Die neusten Leser-Kommentare

  • A.Doption am 15.12.2011 15:04 Report Diesen Beitrag melden

    - Das Wohl des Kindes

    Das Wohl des Kindes ist hier das Allerletze was im Zentrum der aktuellen Gesetzgebung steht!! Viele möglichen Adoptiveltern wären ein Segen für Waisenkinder aber man lässt die Kinder lieber in Heimen. Das schafft Arbeitsplätze und generiert Umsatz. Ich (50) habe schon die Geburt meines "Adoptivsohnes" erlebt, er wird von mir umsorgt und grossgezogen. Vor 4,5 Jahren haben wir (die leibliche Mutter und ich geheiratet). Ich darf den Jungen aber erst in einem halben Jahr adoptiern - Ich liebe meinen Sohn und es ist sein Wunsch - sonst würd ich mir das nicht antun!

  • Alex K. am 15.12.2011 14:47 Report Diesen Beitrag melden

    Auch für Homosexuelle

    Wichtig wäre, dass endlich auch Homosexuelle Kinder adoptieren dürfen!

  • Dani am 15.12.2011 14:02 Report Diesen Beitrag melden

    Wachsam bleiben

    Ich finde den Spruch, "nur ein Kind hat Recht auf eine Familie" sehr passend.
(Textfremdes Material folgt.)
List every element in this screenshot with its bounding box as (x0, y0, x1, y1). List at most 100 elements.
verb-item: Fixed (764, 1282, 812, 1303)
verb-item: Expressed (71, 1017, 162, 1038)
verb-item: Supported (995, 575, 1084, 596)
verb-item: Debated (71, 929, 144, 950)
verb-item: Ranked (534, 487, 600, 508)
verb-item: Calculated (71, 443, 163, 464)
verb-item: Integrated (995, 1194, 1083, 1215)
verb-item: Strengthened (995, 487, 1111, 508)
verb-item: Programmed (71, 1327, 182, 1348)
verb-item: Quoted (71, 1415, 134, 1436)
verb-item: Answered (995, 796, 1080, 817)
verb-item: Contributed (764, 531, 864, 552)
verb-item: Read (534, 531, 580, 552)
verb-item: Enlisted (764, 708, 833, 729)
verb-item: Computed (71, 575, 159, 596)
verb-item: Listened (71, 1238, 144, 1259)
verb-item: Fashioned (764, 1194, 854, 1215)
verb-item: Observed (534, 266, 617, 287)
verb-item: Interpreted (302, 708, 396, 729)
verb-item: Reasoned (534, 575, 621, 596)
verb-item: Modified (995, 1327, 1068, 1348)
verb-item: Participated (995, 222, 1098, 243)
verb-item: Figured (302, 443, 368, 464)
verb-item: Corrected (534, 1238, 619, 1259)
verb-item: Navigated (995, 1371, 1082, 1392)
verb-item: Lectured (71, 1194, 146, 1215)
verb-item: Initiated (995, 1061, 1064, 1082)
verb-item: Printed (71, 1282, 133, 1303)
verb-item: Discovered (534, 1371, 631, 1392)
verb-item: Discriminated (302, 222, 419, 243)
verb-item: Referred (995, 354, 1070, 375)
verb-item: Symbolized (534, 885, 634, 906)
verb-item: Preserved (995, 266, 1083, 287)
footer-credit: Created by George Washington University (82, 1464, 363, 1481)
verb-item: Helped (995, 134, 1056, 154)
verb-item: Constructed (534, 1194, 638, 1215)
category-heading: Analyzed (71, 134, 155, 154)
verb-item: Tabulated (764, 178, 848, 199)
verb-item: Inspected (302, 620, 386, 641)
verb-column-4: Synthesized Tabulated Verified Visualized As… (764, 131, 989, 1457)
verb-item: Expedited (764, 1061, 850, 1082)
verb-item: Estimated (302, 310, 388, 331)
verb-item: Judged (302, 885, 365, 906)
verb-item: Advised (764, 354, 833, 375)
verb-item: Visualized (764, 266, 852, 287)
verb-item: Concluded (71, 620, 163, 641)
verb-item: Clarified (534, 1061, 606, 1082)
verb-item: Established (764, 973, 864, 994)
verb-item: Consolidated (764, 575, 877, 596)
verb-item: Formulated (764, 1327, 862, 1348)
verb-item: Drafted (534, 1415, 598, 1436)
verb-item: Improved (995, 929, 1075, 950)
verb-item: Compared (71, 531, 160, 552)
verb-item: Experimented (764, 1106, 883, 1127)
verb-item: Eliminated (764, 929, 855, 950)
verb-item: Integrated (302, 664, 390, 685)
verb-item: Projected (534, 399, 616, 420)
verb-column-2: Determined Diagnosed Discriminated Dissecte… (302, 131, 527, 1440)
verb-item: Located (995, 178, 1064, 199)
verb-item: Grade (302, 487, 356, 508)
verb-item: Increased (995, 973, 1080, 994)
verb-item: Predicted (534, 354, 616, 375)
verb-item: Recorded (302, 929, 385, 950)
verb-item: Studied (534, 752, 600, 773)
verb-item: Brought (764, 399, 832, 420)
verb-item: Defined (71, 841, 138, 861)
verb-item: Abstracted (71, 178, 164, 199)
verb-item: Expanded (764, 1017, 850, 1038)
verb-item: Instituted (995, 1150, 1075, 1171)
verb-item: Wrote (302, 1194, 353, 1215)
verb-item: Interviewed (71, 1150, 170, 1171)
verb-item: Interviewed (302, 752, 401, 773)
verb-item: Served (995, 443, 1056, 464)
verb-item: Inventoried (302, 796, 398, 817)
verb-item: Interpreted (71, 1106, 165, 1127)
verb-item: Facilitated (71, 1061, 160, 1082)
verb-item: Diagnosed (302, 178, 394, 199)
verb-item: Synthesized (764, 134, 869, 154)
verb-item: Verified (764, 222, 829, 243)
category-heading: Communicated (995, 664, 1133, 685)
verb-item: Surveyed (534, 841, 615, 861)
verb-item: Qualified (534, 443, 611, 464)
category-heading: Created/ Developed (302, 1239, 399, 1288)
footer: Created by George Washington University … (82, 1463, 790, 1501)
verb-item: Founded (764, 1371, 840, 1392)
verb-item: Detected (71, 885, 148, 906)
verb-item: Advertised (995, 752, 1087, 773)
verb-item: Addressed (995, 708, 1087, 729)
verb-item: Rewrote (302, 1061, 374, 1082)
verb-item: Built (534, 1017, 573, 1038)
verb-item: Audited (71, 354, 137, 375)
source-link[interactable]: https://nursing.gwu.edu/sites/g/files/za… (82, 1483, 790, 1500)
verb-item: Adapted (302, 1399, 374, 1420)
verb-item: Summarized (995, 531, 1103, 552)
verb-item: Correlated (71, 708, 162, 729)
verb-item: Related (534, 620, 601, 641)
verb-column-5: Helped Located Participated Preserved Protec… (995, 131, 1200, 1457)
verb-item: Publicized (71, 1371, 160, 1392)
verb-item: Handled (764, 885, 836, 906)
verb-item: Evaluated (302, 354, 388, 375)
Es darf echt nicht sein, dass die Wünsche der Erwachsenen mehr gewichten, als die Bedürfnisse der Kinder. Die Lockerung wie nun geschehen ist aber denke ich noch weit enfernt von einem Desasster.

  • Herbert Nuk am 15.12.2011 13:28 Report Diesen Beitrag melden

    Schlecht!

    Wenn man mit 18 Jahren Steuern zahlt und als Volljähriger gilt wird hier einem ein Recht bewusst verweigert bzw. vorenthalten. Nicht Vereinbar mit der CH-Rechtsordnung der Gleichheit vor Gesetz. Daher empfiehlt es sich ein Kind vom Ausland zu adoptieren. Hier gibt es wesentlich einfachere und kostengünstigere Wege.

  • Sandro am 15.12.2011 13:17 Report Diesen Beitrag melden

    Wie bitte?

    Soll das ein Witz sein? Wieso sollte man bis 30 (geschweige denn bis 35) warten, bis man ein Kind adoptieren darf? Wenn ein Paar (oder ein Teil davon) zeugungsunfähig ist, sollte es doch auch möglich sein, vor diesem Alter ein Kind zu adoptieren! Oder gibt es auch ein Gesetz, das besagt, dass man vor 30 kein Kind zeugen darf? Wo bitte leben wir???